Erythrocyte lysis buffer

        10 ml of 0.17M Tris HCl
        90 mL of 0.6M of NH4Cl
        pH-7.2
 

MTT Solution

MTT was dissolved in RPMI-1640 at 5 mg/ mL and filter through 0.22 μm filters.

Procedure

Preparation of culture medium

Supplement the basal culture medium with 10% fetal calf serum (FCS-heat inactivated at 560 C for 30 min) for its use as culture medium and add mitogen i.e., Lipopolysaccharide (LPS; 10-50 μg/ mL) to proliferate the cells.
 

Preparation of splenocytes

1. Collect spleen tissues from mice aseptically and subsequently transfer to another sterile petridish containing medium.
2. Tease spleen tissues gently using a sterile needle and forceps to release cells from the tissues.
3. Allow it to stand for 2 min for sedimenting clumps.
4. Then transfer the upper portion of the medium containing the splenocytes using 1 ml pipette, to a 15 mL sterile centrifuge tube.
5. Again, leave to stand for 2 min (in ice) and transfer to a fresh centrifuge tube.
6. Centrifuge the cell suspension at 1000 x g for 5 min, wash cells once again in basal culture medium and then 1ml of erythrocyte lysis buffer was added to the pellet.
7. After 30 to 45 sec, add 5 mL of culture medium to this and centrifuge at 1000 g for 5 min.
8. Wash the lymphocytes twice with culture medium to remove the traces of lysis buffer and finally suspend in 1 mL of RPMI 1640 containing 10% FCS.
9. Count cells by using a small aliquot of cell suspension.
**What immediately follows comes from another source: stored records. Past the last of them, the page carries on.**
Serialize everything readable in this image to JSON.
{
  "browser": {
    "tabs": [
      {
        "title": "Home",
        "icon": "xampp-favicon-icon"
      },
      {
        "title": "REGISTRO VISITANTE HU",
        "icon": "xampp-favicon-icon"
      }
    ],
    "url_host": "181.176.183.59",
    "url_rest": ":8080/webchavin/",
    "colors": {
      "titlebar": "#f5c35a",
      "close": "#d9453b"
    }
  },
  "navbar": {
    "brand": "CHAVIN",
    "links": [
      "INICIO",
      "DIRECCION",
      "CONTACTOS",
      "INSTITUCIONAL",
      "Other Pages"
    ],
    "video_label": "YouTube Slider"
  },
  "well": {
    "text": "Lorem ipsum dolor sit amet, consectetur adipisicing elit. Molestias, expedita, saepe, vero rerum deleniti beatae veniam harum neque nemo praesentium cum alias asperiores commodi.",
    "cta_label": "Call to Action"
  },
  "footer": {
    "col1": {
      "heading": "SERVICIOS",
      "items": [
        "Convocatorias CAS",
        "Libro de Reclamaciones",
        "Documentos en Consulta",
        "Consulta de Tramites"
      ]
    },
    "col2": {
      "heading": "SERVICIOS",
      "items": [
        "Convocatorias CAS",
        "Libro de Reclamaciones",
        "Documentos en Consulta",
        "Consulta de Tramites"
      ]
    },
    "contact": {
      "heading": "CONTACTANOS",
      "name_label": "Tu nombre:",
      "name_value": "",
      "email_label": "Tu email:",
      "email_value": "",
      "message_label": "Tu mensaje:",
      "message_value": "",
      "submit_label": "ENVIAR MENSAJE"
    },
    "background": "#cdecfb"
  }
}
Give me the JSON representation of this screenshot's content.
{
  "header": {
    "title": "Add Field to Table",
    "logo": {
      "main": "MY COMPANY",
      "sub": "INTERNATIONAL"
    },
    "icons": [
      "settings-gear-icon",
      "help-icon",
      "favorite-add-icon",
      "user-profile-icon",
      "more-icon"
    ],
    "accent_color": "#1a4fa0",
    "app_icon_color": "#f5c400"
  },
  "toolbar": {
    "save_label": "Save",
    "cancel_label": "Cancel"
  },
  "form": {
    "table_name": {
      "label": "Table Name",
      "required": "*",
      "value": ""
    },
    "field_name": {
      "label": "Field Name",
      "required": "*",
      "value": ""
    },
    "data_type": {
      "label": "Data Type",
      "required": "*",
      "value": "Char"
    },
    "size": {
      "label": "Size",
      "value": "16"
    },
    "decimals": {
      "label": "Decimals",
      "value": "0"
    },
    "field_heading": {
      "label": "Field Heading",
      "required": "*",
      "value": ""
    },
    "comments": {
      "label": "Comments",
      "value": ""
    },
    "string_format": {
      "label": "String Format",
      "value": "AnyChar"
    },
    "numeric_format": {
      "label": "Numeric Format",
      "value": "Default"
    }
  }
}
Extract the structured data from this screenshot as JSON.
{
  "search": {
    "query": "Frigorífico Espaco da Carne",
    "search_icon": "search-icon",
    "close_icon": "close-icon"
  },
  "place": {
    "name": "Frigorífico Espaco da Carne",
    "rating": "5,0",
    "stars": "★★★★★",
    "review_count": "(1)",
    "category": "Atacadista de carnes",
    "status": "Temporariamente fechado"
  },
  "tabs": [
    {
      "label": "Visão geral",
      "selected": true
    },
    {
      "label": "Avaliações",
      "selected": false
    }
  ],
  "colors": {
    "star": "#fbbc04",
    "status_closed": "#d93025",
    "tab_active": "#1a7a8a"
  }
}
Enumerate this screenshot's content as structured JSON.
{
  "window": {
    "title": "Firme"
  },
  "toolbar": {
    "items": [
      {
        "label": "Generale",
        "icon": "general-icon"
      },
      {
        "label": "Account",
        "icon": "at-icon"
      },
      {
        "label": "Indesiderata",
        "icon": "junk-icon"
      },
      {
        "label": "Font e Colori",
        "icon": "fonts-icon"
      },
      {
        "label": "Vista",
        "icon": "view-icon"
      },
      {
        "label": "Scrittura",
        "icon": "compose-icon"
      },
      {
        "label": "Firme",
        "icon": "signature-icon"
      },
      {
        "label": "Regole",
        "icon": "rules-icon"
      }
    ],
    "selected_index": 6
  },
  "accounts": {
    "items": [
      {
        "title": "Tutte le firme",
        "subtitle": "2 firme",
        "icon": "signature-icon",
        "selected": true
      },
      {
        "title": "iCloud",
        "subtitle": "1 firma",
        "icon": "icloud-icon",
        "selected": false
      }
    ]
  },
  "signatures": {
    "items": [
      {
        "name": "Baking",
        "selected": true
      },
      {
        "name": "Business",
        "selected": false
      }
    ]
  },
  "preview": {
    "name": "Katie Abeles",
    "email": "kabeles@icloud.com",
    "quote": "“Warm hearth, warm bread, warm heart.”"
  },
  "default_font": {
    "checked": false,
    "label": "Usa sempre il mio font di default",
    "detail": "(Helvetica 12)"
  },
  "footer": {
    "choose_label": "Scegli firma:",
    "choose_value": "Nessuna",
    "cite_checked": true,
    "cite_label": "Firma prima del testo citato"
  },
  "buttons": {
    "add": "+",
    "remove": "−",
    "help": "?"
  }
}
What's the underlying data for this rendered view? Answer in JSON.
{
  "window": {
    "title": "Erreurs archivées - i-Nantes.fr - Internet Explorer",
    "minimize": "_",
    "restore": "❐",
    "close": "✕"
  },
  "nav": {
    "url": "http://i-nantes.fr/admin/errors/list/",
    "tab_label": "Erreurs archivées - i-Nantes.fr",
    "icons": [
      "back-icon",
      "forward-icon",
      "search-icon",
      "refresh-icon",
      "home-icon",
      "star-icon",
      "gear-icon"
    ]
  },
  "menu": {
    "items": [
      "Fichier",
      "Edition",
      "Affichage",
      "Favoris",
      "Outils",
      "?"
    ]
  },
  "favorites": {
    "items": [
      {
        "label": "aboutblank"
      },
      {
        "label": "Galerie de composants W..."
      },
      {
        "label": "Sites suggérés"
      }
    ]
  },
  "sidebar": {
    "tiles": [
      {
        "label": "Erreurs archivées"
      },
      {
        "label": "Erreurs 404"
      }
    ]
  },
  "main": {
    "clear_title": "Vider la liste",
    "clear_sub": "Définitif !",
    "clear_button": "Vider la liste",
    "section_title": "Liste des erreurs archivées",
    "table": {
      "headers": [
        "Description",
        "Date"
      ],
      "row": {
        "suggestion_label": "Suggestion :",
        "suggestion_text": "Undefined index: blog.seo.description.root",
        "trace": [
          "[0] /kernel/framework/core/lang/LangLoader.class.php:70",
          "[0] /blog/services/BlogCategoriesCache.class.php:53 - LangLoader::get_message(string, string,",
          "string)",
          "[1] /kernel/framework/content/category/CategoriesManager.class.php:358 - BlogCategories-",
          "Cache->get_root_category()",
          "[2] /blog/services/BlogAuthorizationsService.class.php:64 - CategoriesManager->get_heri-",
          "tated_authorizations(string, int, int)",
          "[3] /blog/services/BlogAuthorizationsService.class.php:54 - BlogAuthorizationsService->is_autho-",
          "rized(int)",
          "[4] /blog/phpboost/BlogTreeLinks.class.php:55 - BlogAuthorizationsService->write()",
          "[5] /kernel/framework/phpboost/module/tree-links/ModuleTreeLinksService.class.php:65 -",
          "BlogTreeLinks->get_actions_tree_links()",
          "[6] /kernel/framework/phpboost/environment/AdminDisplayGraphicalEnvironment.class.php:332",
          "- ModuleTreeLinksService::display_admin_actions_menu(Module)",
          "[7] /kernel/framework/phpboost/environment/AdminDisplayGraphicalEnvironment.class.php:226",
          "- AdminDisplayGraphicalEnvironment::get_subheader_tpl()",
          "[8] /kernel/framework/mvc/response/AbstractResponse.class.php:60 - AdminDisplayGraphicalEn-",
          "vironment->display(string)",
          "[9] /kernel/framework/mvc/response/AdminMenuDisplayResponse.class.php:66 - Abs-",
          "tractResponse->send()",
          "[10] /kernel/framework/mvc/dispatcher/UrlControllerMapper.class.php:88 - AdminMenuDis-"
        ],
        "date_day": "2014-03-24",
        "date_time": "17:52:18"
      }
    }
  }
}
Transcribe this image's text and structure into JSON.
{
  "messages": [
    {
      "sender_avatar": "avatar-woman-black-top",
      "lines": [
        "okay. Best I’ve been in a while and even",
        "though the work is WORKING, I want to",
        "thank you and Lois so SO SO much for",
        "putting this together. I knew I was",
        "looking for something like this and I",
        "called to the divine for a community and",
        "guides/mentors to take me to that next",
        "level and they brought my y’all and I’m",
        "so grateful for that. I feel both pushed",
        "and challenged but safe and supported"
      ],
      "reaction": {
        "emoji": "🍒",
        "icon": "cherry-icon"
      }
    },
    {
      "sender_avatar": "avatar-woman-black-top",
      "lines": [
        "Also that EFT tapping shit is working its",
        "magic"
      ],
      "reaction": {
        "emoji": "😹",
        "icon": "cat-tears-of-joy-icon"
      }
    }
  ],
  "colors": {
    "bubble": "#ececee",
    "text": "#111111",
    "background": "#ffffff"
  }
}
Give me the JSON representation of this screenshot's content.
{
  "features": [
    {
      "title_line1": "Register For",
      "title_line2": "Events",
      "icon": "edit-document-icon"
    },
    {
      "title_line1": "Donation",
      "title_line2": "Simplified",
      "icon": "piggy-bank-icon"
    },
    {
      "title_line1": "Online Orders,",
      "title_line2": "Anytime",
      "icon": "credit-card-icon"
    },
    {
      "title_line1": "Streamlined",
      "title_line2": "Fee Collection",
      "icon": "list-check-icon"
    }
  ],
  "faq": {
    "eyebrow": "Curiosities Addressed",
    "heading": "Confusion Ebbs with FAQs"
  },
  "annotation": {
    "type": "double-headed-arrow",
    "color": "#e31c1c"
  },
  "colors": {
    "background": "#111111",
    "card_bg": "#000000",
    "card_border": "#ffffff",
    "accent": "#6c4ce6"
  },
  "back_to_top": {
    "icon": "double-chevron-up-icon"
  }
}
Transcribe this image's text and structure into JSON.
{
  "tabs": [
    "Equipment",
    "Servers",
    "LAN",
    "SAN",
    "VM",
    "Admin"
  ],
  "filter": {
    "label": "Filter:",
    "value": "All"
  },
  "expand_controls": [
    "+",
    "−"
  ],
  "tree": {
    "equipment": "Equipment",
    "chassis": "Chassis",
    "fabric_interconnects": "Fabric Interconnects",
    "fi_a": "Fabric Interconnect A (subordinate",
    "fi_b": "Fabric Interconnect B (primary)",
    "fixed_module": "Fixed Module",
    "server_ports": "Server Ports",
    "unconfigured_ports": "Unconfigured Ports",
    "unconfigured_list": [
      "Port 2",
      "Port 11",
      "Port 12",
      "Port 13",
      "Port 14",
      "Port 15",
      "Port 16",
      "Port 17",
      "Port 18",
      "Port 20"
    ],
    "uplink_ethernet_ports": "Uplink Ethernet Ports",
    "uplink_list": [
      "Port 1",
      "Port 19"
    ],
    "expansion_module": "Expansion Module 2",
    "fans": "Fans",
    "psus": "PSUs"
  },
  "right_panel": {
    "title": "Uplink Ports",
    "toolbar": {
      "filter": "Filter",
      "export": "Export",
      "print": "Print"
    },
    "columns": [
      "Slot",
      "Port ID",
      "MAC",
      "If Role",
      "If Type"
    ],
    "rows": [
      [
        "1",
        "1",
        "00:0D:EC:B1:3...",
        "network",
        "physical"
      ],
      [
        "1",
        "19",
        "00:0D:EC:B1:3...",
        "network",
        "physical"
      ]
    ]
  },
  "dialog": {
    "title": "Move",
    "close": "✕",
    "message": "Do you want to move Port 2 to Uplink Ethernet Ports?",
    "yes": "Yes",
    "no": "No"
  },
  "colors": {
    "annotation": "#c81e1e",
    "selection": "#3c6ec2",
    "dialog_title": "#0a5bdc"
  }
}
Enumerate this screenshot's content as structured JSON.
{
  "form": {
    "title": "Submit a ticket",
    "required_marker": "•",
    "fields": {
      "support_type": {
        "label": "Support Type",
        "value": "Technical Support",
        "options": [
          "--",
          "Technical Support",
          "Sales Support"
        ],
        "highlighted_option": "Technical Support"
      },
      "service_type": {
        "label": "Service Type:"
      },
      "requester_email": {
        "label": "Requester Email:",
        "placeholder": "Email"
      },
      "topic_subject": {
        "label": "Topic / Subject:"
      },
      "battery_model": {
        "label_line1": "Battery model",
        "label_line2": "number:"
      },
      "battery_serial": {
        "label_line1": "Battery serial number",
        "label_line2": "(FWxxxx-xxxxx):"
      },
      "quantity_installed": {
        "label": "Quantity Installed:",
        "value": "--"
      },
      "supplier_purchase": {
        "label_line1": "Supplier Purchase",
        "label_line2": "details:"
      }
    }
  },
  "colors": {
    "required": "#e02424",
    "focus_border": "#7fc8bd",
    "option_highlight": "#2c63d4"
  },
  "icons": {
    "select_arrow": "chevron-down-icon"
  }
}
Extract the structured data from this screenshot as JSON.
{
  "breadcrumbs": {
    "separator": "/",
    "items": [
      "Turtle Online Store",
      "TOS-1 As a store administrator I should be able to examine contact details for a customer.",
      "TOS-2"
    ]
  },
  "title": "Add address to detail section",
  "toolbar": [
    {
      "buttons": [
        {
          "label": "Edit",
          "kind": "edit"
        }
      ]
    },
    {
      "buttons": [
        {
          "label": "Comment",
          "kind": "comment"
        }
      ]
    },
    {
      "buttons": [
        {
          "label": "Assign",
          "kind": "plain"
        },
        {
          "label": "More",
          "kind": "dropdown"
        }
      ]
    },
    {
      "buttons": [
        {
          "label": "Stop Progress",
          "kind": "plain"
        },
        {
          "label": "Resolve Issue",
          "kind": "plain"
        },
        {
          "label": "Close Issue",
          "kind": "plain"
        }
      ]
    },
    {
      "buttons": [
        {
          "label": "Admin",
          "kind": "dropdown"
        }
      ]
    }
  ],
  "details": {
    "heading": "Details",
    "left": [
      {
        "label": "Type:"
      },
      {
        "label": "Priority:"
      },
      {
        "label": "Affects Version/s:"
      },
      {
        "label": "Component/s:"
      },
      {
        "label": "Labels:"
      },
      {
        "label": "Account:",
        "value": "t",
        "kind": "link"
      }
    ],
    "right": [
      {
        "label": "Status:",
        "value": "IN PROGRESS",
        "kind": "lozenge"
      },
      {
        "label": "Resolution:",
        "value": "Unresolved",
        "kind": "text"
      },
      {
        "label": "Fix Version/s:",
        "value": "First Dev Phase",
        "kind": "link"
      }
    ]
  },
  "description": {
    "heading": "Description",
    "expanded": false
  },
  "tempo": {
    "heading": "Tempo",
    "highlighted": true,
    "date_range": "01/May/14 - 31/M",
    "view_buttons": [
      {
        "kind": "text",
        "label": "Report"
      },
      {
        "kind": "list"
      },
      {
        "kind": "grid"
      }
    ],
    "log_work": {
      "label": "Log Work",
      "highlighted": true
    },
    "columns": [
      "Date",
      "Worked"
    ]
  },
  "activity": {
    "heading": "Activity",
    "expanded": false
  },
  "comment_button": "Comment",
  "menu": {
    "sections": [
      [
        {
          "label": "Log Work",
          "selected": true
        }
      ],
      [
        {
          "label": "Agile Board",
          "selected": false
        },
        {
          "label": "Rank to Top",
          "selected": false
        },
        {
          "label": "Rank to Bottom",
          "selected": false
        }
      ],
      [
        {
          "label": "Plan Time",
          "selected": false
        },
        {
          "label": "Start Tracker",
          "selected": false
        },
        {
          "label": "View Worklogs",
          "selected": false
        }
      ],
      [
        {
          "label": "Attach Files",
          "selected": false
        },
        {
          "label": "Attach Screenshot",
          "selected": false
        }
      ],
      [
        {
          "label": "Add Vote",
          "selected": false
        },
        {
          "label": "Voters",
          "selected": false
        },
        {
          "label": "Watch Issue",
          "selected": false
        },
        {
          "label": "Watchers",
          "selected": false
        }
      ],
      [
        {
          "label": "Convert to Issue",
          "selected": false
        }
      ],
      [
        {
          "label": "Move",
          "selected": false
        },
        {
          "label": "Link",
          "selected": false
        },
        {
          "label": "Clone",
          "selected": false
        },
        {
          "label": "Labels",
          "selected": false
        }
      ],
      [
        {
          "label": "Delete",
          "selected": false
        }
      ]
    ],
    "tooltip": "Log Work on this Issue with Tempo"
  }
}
Dispensing and culturing of lymphocytes:

1. Make cell suspension containing 1x107 viable cells/ mL in culture media containing 10% FCS.
2. Dispense cells at the rate of 100 μL per well in 96 well flat bottomed tissue culture plates.
3. Allow cells to grow with and without mitogen (LPS; 10 μl/ well) to determine the difference between cell proliferation.
4. Incubate plates in a humidified CO2 incubator air atomphere (5:95) at 37°C for 48h.

Cell proliferation assay

1. Add 10 μL of MTT solution to all wells of 48 h cultured lymphocytes and incubate for 4 h at 37°C.
2. During this period, formazon crystals will be formed at the bottom of each well.
3. Pipette out the spent media along with suspension of cultured cells.
4. Then add 100 μL of acid isopropanol (0.1 N HCl in anhydrous isopropanol ) to all wells and mix thoroughly to dissolve the dark blue crystals.
5. After a few minutes at room temperature read plates using a plate analyzer in dual wavelength measuring system, at a test wavelength of 540 nm, a reference wavelength of 630 nm.
6. Read plates normally within 1 h of adding the acid isopropanol.
7. Calculate cell proliferation as stimulation index:

                                        A540 nm with LPS
     Stimulation index = -------------------------------
                                        A540 nm without LPS
          
            Where A 540 = Absorbance at 540 nm.
 

References
Mosmann T. Rapid colorimetric assay for cellular growth and survival: application to
proliferation and cytotoxicity assays. J Immunol Methods. 1983 Dec 16;65(1-2):55-63.